While this was a story that plausibly fit the data in the 1970s, it is very hard to make the wage-price spiral fit the current situation for a simple reason: The wage share of income has fallen sharply since the pandemic. By wage share I mean total compensation to workers, including fringe benefits, not just cash wages and salaries.
Here’s the picture:
As can be seen, the wage share of corporate income had been recovering gradually from the troughs it hit in 2014 following the Great Recession. However, we see a sharp reversal in 2021, with the wage share falling from 76.1% to 73.7%, a decline of 2.4 percentage points.

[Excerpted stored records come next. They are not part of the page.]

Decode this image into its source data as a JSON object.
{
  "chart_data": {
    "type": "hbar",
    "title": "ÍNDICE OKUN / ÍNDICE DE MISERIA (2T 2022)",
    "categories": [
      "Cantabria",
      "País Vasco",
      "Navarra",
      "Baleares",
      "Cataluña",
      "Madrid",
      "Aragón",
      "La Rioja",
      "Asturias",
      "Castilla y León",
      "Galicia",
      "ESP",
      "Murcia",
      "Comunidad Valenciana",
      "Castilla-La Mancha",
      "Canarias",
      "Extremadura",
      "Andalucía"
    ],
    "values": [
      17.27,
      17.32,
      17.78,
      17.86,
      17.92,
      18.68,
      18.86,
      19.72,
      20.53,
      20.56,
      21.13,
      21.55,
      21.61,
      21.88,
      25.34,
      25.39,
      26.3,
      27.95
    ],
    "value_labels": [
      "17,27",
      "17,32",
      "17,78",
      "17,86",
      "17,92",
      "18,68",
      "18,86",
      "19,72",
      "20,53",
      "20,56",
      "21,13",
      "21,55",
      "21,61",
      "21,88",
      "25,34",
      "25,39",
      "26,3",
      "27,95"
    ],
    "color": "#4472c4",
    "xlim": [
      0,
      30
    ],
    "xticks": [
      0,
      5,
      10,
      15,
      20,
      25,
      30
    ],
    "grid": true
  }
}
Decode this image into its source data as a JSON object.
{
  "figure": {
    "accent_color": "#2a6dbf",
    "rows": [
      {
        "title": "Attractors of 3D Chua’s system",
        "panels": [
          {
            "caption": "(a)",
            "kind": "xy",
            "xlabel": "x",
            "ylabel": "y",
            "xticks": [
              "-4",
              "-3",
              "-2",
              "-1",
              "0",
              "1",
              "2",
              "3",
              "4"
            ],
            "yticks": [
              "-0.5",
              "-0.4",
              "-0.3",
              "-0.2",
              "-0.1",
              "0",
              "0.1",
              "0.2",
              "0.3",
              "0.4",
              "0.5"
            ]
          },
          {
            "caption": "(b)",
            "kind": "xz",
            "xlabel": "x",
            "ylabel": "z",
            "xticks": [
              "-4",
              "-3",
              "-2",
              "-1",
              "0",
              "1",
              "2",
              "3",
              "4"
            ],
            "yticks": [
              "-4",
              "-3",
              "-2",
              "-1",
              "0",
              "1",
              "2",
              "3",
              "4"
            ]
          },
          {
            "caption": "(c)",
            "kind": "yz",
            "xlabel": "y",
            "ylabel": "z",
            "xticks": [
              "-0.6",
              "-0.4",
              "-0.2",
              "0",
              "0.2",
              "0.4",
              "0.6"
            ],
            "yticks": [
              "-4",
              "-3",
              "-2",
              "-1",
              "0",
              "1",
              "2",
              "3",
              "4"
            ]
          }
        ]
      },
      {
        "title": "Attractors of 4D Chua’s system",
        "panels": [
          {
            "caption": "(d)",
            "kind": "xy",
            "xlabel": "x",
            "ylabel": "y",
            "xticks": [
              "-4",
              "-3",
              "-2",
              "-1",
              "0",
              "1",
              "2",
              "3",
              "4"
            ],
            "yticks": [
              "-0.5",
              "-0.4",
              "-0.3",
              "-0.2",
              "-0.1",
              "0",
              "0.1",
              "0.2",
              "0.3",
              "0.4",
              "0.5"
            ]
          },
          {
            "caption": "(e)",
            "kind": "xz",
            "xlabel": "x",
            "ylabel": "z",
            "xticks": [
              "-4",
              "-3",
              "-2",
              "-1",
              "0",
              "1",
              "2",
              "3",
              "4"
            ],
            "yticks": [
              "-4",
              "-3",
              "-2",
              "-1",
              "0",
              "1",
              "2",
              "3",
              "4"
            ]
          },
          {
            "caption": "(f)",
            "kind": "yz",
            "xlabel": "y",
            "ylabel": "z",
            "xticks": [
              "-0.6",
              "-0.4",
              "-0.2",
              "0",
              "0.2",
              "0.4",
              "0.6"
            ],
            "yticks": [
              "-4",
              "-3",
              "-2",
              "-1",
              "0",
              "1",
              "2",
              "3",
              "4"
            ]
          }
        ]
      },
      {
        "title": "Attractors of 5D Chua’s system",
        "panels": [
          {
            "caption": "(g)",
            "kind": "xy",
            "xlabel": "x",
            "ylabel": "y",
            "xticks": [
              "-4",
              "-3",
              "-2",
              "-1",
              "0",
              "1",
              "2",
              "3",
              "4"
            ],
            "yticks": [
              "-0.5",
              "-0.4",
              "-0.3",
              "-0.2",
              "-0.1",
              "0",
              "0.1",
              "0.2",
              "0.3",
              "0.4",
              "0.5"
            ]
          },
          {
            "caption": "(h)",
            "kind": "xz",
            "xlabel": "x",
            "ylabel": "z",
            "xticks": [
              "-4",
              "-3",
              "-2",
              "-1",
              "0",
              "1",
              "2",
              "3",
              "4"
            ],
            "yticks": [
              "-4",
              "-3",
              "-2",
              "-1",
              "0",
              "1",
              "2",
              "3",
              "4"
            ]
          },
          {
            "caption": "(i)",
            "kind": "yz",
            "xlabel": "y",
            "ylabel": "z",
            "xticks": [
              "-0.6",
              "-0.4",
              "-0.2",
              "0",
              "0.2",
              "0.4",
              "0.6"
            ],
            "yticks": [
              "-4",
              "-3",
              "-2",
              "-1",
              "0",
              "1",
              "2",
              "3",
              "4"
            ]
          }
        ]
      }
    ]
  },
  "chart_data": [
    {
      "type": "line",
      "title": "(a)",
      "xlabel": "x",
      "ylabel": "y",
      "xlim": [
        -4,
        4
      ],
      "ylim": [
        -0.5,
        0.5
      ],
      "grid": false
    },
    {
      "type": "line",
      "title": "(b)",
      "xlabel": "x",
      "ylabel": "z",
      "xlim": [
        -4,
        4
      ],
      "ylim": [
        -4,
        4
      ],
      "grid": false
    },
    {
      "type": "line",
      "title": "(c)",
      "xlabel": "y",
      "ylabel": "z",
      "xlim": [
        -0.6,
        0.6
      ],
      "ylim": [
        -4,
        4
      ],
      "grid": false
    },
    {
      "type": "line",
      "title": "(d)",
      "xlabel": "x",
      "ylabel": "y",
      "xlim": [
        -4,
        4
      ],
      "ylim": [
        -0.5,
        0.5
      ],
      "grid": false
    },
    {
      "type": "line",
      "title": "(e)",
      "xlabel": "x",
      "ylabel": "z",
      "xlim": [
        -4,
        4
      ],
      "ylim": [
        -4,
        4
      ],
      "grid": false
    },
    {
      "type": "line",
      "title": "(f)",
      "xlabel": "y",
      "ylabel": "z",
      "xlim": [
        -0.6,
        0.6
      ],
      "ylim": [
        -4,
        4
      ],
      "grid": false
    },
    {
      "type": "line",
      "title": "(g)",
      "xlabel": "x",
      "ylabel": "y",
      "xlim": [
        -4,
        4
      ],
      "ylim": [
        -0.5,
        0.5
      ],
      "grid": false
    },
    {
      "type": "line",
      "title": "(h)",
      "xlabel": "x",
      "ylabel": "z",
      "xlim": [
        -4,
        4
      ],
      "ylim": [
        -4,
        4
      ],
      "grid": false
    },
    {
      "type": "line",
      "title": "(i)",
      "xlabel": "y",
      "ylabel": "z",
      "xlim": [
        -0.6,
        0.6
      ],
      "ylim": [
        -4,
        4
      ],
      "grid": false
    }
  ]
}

Perhaps some economists can tell a story where rapid wage growth is driving inflation even as the wage share of income is falling, but I’m not that good an economist. [Editor’s Note: “Good” as in dishonest.]
This still looks to me like a case where supply-side disruptions, associated with the economy reopening from the pandemic together with the war in Ukraine are driving inflation.
This view is consistent with the fact that year-over-year inflation in the European Union was 7.5% as of March. The EU countries did not have as big a stimulus as the United States and by most measures the EU labor market is not as tight as in the United States.